Reich again looks to taxes for most the third trillion: “Raise the capital gains rate to match the rate on ordinary income and cap the mortgage interest deduction at $12,000 a year, and that’s another $1 trillion over ten years.”
And he manages to come up with the final trillion without touching the middle class or Social Security, Medicare or Medicaid:
“Eliminate special tax preferences for oil and gas, price supports for big agriculture, tax breaks and research subsidies for Big Pharma, unnecessary weapons systems for military contractors, and indirect subsidies to the biggest banks on Wall Street, and we’re nearly there.

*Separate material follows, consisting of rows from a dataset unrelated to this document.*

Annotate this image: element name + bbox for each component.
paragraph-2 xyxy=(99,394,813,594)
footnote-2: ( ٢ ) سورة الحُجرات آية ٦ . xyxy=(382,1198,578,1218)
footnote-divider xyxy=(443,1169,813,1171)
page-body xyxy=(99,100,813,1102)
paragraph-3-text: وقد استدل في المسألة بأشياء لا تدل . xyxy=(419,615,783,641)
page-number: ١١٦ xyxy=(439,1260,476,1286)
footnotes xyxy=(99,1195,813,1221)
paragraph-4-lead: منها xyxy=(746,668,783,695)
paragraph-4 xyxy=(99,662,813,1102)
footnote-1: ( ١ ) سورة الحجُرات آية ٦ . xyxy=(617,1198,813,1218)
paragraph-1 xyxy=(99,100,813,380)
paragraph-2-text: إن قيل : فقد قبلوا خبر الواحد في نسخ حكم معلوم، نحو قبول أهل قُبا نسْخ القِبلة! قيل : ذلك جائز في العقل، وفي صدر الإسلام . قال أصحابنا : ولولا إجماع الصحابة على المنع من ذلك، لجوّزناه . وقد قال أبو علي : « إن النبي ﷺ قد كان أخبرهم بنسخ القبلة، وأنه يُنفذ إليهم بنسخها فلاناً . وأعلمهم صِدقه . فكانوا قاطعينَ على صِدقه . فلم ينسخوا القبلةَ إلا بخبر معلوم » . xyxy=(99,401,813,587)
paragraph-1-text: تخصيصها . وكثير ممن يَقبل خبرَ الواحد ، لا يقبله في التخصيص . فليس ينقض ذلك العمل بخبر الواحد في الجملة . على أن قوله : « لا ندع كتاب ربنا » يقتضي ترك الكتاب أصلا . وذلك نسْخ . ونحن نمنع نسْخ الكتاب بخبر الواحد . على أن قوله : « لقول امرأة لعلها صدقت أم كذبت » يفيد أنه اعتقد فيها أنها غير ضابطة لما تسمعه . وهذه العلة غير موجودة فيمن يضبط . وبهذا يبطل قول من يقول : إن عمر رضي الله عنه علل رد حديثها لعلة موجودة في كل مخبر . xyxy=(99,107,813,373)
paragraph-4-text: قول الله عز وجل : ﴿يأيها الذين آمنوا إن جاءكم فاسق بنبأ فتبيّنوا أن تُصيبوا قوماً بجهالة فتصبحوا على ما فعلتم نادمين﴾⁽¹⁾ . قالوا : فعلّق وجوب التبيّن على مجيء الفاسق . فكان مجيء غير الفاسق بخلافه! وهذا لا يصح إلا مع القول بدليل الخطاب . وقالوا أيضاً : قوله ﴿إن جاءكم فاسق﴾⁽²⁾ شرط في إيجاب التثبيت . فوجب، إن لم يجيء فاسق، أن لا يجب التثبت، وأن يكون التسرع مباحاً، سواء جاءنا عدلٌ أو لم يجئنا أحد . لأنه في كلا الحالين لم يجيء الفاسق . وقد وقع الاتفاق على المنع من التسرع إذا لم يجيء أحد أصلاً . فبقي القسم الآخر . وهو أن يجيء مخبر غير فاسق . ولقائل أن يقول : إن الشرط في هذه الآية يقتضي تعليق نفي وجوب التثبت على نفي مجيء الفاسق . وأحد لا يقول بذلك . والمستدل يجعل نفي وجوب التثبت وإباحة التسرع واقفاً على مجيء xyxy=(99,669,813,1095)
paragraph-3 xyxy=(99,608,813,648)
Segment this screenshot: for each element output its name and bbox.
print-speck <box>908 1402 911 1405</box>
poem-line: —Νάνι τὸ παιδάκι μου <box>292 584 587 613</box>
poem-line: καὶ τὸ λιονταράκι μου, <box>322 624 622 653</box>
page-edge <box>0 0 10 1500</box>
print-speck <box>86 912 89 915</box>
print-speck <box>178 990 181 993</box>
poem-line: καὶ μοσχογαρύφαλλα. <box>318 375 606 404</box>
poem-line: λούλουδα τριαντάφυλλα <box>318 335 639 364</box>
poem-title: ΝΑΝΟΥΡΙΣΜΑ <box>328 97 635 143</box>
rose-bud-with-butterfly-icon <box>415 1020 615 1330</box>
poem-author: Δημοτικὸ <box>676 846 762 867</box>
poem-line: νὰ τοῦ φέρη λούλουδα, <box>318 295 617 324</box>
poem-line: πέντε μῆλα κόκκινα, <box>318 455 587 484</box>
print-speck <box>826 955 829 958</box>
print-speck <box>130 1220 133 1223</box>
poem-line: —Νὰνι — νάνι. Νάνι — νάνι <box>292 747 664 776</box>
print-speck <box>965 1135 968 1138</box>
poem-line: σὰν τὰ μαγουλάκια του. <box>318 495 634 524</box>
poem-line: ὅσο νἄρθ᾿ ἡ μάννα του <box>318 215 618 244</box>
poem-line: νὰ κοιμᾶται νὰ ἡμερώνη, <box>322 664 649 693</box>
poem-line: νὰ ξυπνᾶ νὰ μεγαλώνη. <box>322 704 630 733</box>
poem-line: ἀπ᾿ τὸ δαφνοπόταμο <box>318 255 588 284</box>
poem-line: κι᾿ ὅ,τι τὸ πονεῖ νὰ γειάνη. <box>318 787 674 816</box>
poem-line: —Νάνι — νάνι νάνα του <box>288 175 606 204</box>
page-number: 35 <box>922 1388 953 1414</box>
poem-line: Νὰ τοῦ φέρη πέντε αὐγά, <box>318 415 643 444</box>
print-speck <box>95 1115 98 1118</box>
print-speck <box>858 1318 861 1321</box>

End the Bush tax cuts on incomes between $250,000 and $1 million, and–bingo–we made it: $4 trillion over 10 years.”
To conservative economist James Pethokoukis, writing on the American Enterprise Institute’s AEI-Ideas blog, the approach taken by Reich (whom Pethokoukis does not discuss) wrongly focuses on the deficit while avoiding the true focus, which should be on nominal GDP. Pethokoukis cites a research note by MKM Partners economist Michael Darda that says U.S. deficits have mushroomed as GDP has plunged below trend.
So, by focusing on reigniting economic growth, the deficit disappears, Pethokoukis argues, approvingly citing Darda’s recommendations to “close the growth gap in a potentially bipartisan way.” Those recommendations include GDP growth target combined with reform of entitlements and the tax code.
In a separate blog post published Wednesday, Pethokoukis criticizes the president’s $1.6 trillion tax hike proposal, saying “73% of the savings comes from taxes, 27% from spending cuts. That’s $3 of tax hikes for every $1 of spending cuts.”
He adds: “Obama is making the exact mistake Europe is making by employing a tax-hike heavy version of fiscal austerity.”